O nível de etanol sanguíneo e exalado pelo ar dependem basicamente da
dose ingerida, da velocidade de absorção no trato digestivo e da
capacidade do organismo de eliminá-lo por meio dos processos de
biotransformação e excreção', (CORRÊA, 2008).
Pelo ar alveolar pode-se ter uma avaliação real da alcoolemia. É
importante que a amostra de ar não seja coletada assim que o indivíduo
tenha ingerido seu último gole, pois a concentração obtida no exame
seria muito alta devido ao álcool residual remanescente na mucosa bucal
(PASSAGLI, 2008).
Os sistemas de amostragem da maioria dos etilômetros são projetados
para aceitar o ar alveolar, quer dizer, a primeira porção de ar coletada do
indivíduo é desprezada e apenas analisa a parte seguinte, oriunda dos
alvéolos pulmonares.
Um simples exame de ar alveolar realizado pelo agente de trânsito
envolve pesquisa, padronização, validação de procedimentos analíticos.

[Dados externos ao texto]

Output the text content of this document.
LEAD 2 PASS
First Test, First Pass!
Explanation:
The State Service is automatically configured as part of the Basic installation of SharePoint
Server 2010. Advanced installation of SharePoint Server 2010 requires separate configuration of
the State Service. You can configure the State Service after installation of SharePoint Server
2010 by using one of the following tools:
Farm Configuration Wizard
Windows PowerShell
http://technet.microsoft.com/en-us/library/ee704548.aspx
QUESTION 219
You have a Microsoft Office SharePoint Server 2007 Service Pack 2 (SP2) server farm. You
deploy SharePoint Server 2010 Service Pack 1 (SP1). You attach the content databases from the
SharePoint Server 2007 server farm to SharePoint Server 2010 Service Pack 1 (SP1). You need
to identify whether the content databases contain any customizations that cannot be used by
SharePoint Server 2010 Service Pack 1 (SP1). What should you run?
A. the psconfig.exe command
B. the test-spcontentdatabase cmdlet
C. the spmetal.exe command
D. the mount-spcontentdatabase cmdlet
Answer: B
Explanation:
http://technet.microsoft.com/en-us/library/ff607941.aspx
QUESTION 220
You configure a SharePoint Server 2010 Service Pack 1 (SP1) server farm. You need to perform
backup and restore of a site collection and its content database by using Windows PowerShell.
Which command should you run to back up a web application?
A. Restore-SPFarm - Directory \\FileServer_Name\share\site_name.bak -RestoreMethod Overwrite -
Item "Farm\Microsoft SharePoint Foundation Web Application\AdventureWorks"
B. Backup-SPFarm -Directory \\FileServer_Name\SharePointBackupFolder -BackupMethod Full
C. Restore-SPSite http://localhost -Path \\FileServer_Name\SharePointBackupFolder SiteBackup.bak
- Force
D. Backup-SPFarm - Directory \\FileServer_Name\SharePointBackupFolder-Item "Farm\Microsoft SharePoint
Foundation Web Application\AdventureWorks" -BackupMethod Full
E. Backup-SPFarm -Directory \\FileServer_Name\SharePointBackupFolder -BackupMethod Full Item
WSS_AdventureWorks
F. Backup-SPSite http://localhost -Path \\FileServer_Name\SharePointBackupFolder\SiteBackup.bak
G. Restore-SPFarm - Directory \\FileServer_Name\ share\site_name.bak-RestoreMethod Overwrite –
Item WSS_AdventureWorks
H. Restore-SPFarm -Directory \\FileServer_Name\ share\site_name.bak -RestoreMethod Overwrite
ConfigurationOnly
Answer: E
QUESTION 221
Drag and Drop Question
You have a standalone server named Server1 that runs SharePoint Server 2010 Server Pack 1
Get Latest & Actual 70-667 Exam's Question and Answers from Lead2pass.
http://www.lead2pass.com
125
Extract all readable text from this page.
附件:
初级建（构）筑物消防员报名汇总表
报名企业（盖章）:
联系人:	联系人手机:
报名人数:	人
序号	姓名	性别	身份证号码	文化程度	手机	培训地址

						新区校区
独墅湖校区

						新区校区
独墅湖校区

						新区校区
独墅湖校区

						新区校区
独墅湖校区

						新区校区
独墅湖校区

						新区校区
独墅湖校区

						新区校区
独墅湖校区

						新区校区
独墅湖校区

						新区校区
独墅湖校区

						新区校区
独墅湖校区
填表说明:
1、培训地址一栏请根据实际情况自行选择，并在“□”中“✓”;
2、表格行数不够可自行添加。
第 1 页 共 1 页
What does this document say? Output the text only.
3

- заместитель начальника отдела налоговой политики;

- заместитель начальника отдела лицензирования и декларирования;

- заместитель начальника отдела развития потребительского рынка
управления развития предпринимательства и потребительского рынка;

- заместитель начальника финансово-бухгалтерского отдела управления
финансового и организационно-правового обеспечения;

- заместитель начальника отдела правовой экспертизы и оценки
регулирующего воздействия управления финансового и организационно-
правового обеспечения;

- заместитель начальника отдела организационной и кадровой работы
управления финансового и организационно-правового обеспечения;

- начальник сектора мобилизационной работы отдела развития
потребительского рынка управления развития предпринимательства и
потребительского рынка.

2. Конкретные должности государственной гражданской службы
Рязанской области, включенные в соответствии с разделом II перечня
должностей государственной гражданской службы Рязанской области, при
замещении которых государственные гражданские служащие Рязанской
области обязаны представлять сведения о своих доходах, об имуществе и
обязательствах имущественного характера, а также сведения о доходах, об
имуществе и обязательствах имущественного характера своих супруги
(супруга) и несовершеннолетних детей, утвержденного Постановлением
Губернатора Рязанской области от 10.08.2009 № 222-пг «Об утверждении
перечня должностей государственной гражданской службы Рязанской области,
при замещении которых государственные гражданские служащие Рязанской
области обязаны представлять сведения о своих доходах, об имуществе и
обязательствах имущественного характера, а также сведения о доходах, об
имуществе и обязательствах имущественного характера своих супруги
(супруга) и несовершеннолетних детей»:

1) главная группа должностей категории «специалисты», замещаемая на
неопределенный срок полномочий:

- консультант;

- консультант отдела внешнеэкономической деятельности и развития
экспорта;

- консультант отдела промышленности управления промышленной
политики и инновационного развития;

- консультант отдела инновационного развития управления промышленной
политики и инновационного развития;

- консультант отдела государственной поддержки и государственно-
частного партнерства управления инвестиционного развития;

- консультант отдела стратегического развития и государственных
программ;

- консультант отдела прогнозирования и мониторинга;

O método de coleta é ativa, ou seja, depende da cooperação da pessoa a
ser analisada.
O condutor que ingere bebidas alcoólicas e dirige assume o risco
potencial de envolver-se em acidentes causando lesões e mortes nas vias
públicas.
É possível entender o interesse público como proteção da coletividade,
prevalecendo sempre o interesse privado das pessoas, não sendo,
portanto, o destinatário do ato da administração apenas uma pessoa, e
sim, toda a sociedade.
Ainda, na concepção de CELSO ANTÔNIO BANDEIRA DE MELLO, “é o
interesse resultante do conjunto dos interesses que os indivíduos
pessoalmente têm quando considerado em sua qualidade de membros
da Sociedade e pelo simples fato de o serem”.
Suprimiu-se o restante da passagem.